|
23
de Enero del 2004
Seguirán luchando por ver a sus esposos
Continúa el Gobierno
de Estados Unidos negando las visas a Olga Salanueva y Adriana
Pérez
María
Julia Mayoral
Olga
Salanueva y Adriana Pérez, esposas de René González Sehwerert y
Gerardo Hernández Nordelo, respectivamente, dos de los Cinco
Cubanos Prisioneros Políticos del imperio, declararon ayer a la
prensa que continuarán haciendo todos los trámites necesarios para
poder visitar a sus cónyuges encarcelados en Estados Unidos, aunque
el Gobierno de ese país les ha negado las visas, una y otra vez, en
clara violación de los derechos humanos.
Sin
haber cometido ningún crimen ni causado perjuicio alguno al pueblo
norteamericano, tanto René y Gerardo, como sus otros tres
compañeros, fueron acusados en un proceso lleno de irregularidades,
y condenados solo porque, sin emplear la violencia, actuaron para
descubrir planes de los grupos terroristas que operan libremente
desde Miami-Dade contra nuestro pueblo.
Exigimos, indicó Olga,
nuestro derecho y el de ellos al encuentro personal. Desde agosto de
1998, fecha en que fueron apresados, las familias han sido
utilizadas como piezas de chantaje y humillación. Es sabido que
contra ellos se siguió un proceso plagado de violaciones. Si
hubiera ocurrido con imparcialidad y justicia, hoy ellos estuvieran
libres. Pero aún más, si después de esas condenas arbitrarias,
sus prerrogativas como prisioneros y las nuestras, hubiesen sido
respetadas, actualmente no tendríamos necesidad de continuar
denunciando que no nos permiten ni verlos.
Contra todo sentido del
decoro, la honradez y el respeto a la verdad, la Administración
estadounidense primero utilizó como pretexto para la negativa de
visa la supuesta condición de Adriana y Olga de terroristas, según
lo descrito en el artículo 212/ 3-B de la ley norteamericana de
Inmigración y Nacionalidad de 1996. Para denegarnos la más
reciente solicitud, a finales del año anterior, precisa Adriana,
echaron mano a otra mentira, acudieron al artículo 212/ 3-A de la
misma legislación, el cual tipifica a las personas consideradas
supuestos agentes de inteligencia, saboteadoras o que pueden
provocar el derrocamiento del Gobierno de los EE.UU. por la fuerza,
la violencia u otros medios ilegales.
Hasta el momento el
Ministerio de Relaciones Exteriores de Cuba ha ayudado a las dos
esposas en los trámites para solicitar las visas humanitarias,
derecho que les quieren negar las autoridades norteamericanas
aduciendo que ambas deberán hacer las gestiones directamente en la
Oficina de Intereses de EE.UU. en La Habana. Esta nueva represalia,
comentó Adriana, tampoco nos hará desistir en nuestro empeño.
Olga también relató, a
petición de los periodistas, la situación de su hija menor, Ivette
González, quien desde los cuatro meses y medio de vida ha sido
sometida a experiencias traumáticas. Desde hace tres años no ve al
padre, casi no guarda recuerdos de él. Logra identificarlo solo en
algunas fotos. La niña, explicó, duerme conmigo, no resiste más
de una noche fuera del hogar, tiene temores. El Gobierno de Estados
Unidos es el responsable de la destrucción emocional de la familia,
de los sufrimientos de Ivette.
La pequeña, con
ciudadanía estadounidense, podría visitar al padre, pero el
Gobierno de EE.UU. impone que viaje sin la compañía de la madre.

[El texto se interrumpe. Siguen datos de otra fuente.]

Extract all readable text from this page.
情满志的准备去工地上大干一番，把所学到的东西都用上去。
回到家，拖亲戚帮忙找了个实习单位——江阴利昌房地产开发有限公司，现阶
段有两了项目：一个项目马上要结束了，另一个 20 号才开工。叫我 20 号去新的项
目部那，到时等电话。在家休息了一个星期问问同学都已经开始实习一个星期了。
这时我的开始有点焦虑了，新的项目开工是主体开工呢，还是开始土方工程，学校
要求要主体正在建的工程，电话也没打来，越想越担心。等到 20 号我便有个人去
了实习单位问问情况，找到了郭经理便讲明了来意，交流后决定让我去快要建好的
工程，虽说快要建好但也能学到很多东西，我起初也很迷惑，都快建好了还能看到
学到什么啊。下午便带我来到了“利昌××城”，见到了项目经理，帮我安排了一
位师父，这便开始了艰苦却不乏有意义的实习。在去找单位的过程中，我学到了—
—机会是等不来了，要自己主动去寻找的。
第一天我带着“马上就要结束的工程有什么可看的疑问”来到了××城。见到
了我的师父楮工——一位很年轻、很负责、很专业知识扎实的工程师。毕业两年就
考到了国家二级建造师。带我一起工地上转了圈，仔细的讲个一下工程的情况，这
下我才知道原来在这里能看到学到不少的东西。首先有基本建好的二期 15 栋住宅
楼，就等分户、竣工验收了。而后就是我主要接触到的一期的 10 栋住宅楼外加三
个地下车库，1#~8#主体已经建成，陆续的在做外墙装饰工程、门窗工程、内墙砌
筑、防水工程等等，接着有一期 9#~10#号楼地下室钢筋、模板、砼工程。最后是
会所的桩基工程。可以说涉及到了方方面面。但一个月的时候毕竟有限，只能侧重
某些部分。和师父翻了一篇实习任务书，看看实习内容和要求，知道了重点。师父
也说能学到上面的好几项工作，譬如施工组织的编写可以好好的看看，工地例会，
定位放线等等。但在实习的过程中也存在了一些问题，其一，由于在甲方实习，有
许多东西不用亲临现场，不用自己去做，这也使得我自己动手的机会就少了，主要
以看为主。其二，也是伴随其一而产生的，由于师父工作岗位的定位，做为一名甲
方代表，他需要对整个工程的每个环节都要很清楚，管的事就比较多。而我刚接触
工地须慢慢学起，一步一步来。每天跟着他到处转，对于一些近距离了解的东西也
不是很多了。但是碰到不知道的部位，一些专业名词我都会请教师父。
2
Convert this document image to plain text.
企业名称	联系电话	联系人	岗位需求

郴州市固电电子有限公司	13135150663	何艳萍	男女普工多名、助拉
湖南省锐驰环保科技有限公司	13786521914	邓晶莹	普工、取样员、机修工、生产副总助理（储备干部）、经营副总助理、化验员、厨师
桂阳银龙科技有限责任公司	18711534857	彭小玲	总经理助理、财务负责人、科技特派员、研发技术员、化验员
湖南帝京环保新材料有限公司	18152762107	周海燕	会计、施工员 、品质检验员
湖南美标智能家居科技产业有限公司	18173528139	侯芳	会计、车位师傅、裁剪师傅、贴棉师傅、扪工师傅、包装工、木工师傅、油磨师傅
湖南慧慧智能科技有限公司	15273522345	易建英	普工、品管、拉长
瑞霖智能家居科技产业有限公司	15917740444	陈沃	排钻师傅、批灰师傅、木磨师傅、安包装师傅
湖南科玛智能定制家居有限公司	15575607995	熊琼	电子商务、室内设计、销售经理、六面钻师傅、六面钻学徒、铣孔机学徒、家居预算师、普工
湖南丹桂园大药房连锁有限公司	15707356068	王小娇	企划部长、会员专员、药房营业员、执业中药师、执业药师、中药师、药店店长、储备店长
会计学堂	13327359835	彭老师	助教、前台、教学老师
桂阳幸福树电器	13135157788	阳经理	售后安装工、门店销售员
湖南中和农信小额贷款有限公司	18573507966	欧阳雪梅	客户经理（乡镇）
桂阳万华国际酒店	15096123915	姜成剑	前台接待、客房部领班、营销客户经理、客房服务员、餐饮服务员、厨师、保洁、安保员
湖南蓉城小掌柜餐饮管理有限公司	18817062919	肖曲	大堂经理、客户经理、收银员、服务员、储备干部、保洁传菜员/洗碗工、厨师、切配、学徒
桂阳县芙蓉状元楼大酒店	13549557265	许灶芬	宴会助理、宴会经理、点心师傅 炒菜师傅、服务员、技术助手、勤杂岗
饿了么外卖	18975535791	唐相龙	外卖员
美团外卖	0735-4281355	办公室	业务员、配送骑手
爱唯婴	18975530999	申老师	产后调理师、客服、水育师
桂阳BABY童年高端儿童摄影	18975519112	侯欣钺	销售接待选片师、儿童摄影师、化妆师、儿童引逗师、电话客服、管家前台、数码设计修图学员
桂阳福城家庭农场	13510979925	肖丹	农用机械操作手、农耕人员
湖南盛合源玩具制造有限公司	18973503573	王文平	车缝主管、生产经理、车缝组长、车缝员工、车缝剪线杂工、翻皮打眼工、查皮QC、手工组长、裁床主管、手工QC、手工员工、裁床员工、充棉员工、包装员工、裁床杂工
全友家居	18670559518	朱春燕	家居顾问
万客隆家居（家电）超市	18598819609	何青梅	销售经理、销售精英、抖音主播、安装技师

No hacen faltan mayores comentarios para entender la crueldad, y por
qué Olga y Adriana no dudan en afirmar que continuarán la lucha
por sus derechos.
En el encuentro con los
reporteros también estuvieron las madres y esposas de los otros
tres Héroes Prisioneros Políticos del imperio, y la jurista Nury
Piñero, asesora legal de los familiares de los Cinco.